Recently there was an overwhelming #Metoo hash tag phenomenon that spread like wildfire on social media. This campaign represented victims of sexual harassment and whoever has been victimized was urged to write #Metoo on their Facebook status. Workplace sexual harassment has been increasingly more apparent in the news and many employees that work for high-powered employers and companies have come forward to tell their story. Although it seems sexual harassment is becoming more apparent in the recent past, it has been around for decades however the only difference is that the majority of victims were too scared to speak up. We live in a highly sexualized culture and as a result there is a very fine line between being “friendly” and sexual harassment. Recent studies have shown that victims of sexual harassment, both men and women, are more likely to suffer from mental illnesses such as depression and anxiety as well as eating disorders later on in life. Victims of sexual harassment may initially using defense mechanisms and coping skills to cover up their underlying feelings however eventually this can take a toll on their mental health if they do not seek appropriate help to address their feelings.

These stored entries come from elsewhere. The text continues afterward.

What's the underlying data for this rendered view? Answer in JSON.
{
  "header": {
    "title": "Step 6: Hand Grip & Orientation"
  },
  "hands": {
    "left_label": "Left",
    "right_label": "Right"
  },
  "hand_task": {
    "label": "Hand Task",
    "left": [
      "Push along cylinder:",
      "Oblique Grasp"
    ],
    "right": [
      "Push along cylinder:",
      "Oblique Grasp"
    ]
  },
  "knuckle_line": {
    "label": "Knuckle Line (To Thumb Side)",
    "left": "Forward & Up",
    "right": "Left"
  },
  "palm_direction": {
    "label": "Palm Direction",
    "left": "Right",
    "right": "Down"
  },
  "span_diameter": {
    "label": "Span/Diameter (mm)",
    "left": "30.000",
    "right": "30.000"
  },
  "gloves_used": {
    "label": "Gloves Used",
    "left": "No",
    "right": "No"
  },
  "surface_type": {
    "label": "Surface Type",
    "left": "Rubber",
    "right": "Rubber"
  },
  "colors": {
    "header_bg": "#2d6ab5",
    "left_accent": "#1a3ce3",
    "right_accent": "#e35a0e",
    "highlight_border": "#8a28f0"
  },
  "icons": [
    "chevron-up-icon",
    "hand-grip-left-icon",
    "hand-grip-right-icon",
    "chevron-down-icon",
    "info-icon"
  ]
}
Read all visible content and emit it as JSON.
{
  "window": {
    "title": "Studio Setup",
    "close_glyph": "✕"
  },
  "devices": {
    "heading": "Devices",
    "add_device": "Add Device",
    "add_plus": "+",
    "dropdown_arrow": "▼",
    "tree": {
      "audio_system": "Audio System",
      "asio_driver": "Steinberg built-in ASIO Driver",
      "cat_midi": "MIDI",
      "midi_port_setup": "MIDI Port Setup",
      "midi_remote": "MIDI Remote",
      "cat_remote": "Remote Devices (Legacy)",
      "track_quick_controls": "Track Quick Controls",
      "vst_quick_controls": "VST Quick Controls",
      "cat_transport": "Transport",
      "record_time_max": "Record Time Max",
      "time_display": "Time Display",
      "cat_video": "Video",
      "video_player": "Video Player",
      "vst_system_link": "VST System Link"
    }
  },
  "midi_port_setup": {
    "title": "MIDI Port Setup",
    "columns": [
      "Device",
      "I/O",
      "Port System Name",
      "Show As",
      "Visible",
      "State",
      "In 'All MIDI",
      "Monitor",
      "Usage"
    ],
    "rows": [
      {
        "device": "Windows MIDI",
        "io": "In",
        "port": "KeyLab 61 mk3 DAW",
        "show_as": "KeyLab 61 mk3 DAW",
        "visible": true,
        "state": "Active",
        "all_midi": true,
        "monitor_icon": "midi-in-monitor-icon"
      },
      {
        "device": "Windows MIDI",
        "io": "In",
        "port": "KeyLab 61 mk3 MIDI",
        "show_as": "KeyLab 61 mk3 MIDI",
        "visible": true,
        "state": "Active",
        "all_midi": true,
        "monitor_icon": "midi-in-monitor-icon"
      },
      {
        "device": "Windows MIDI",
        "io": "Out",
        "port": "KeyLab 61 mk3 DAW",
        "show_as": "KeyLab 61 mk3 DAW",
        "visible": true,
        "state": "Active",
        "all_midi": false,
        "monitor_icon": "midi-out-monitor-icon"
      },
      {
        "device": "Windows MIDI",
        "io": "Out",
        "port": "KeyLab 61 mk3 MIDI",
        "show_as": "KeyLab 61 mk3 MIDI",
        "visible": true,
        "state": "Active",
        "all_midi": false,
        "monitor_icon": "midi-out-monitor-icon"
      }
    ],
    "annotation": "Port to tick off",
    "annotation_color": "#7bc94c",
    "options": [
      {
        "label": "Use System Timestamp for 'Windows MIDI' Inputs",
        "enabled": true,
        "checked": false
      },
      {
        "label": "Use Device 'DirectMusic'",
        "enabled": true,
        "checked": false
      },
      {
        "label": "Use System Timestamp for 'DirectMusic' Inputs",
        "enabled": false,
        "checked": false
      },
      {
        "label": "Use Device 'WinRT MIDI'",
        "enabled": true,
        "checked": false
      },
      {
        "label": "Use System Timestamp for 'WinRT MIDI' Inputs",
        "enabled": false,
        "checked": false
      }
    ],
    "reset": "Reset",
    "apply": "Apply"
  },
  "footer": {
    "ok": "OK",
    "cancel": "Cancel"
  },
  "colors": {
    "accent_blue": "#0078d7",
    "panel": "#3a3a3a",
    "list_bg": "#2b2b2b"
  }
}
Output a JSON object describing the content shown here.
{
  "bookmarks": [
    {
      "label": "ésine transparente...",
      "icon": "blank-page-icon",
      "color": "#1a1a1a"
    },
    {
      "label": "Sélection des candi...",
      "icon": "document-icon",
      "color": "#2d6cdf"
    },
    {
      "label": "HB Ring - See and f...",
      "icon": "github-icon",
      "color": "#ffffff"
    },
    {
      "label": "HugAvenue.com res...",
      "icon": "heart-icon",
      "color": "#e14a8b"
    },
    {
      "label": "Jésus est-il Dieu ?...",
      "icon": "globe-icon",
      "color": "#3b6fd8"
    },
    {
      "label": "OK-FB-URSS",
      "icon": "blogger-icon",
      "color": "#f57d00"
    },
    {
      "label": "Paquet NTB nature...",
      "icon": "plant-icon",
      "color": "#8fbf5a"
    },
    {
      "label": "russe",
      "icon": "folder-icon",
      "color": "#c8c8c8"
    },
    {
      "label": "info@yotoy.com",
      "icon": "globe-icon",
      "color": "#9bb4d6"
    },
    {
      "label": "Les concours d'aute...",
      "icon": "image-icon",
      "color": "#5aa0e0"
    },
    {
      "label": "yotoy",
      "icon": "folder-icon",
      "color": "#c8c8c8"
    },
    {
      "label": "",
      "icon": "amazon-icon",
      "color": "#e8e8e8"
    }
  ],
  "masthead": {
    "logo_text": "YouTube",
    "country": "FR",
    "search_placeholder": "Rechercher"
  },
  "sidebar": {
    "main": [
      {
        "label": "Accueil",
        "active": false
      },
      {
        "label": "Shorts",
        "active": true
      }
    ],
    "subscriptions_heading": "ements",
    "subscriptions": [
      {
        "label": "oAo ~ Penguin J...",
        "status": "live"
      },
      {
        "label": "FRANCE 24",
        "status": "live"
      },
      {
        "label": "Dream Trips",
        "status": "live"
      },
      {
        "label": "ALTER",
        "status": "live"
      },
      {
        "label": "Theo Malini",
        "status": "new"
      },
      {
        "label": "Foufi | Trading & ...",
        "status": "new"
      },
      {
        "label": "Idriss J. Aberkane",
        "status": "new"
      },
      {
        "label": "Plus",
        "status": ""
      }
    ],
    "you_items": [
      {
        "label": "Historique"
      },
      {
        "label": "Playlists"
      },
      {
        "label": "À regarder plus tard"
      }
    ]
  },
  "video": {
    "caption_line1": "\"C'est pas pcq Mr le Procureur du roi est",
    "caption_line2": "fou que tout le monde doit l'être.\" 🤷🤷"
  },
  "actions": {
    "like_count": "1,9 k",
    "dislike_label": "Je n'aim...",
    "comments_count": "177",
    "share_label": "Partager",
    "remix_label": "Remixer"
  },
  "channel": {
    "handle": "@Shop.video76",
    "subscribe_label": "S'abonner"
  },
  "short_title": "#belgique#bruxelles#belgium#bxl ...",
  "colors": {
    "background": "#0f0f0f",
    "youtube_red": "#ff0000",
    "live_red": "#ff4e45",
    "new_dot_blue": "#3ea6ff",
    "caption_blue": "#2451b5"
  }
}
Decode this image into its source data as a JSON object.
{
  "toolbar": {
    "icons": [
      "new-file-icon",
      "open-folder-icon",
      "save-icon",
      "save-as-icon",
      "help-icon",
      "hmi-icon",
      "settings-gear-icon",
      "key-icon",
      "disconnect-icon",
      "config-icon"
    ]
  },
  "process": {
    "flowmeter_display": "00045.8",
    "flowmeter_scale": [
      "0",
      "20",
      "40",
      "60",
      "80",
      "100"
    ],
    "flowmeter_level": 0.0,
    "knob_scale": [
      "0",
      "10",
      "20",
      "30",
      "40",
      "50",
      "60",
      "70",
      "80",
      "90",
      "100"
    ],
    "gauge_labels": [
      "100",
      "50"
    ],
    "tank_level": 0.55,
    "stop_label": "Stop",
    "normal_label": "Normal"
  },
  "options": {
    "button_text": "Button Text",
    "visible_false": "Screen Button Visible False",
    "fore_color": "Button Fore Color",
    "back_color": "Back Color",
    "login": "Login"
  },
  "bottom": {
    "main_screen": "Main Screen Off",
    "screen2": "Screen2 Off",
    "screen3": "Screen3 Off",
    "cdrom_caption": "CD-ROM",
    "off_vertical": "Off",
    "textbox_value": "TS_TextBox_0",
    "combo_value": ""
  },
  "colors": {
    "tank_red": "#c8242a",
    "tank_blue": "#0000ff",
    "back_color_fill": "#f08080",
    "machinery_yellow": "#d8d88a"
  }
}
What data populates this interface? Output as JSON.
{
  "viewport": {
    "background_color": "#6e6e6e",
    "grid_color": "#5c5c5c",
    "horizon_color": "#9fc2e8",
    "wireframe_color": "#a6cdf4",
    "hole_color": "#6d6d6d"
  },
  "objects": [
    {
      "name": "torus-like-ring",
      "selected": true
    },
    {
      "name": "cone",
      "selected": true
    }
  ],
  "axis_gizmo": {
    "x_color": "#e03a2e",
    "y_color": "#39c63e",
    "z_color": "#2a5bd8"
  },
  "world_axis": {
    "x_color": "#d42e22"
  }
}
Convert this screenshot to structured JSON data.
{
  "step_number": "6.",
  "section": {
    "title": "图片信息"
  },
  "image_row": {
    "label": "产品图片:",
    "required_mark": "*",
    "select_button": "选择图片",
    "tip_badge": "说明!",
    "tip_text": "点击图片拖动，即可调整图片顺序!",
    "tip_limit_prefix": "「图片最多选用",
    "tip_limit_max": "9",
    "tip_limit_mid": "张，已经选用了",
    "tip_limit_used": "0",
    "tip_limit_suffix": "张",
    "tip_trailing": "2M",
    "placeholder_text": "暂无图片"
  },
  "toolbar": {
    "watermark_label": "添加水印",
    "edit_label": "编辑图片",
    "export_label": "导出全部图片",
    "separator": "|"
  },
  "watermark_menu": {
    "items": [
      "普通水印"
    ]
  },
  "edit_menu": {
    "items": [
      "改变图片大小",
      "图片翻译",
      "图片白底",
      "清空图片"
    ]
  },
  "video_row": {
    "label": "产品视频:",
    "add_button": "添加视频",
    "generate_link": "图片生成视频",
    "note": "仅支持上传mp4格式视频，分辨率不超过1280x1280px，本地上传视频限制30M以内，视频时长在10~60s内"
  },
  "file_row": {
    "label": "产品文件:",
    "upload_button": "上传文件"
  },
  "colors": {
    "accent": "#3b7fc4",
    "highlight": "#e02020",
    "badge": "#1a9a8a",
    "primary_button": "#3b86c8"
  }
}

Sexual harassment: A traumatic event
Studies have shown that one in three women admit to being victims of workplace sexual harassment and 65 percent of all women have experienced street harassment. Studies have also found that seven percent of men are victims of workplace sexual harassment and men in the military are ten times more likely to e victims of sexual harassment than civilian peers but 80 percent of these victims do not report it. Workplace sexual harassment stems from hierarchical power dynamics and the majority of sexual harassment complaints include a subordinate and a higher-level position. Regardless of the level of power or the gender, sexual harassment whether it is in the workplace, in public or in the home results in higher levels of depression, anxiety and eating disorders on a long-term basis. This is because sexual harassment is a form of psychological and (physical) trauma.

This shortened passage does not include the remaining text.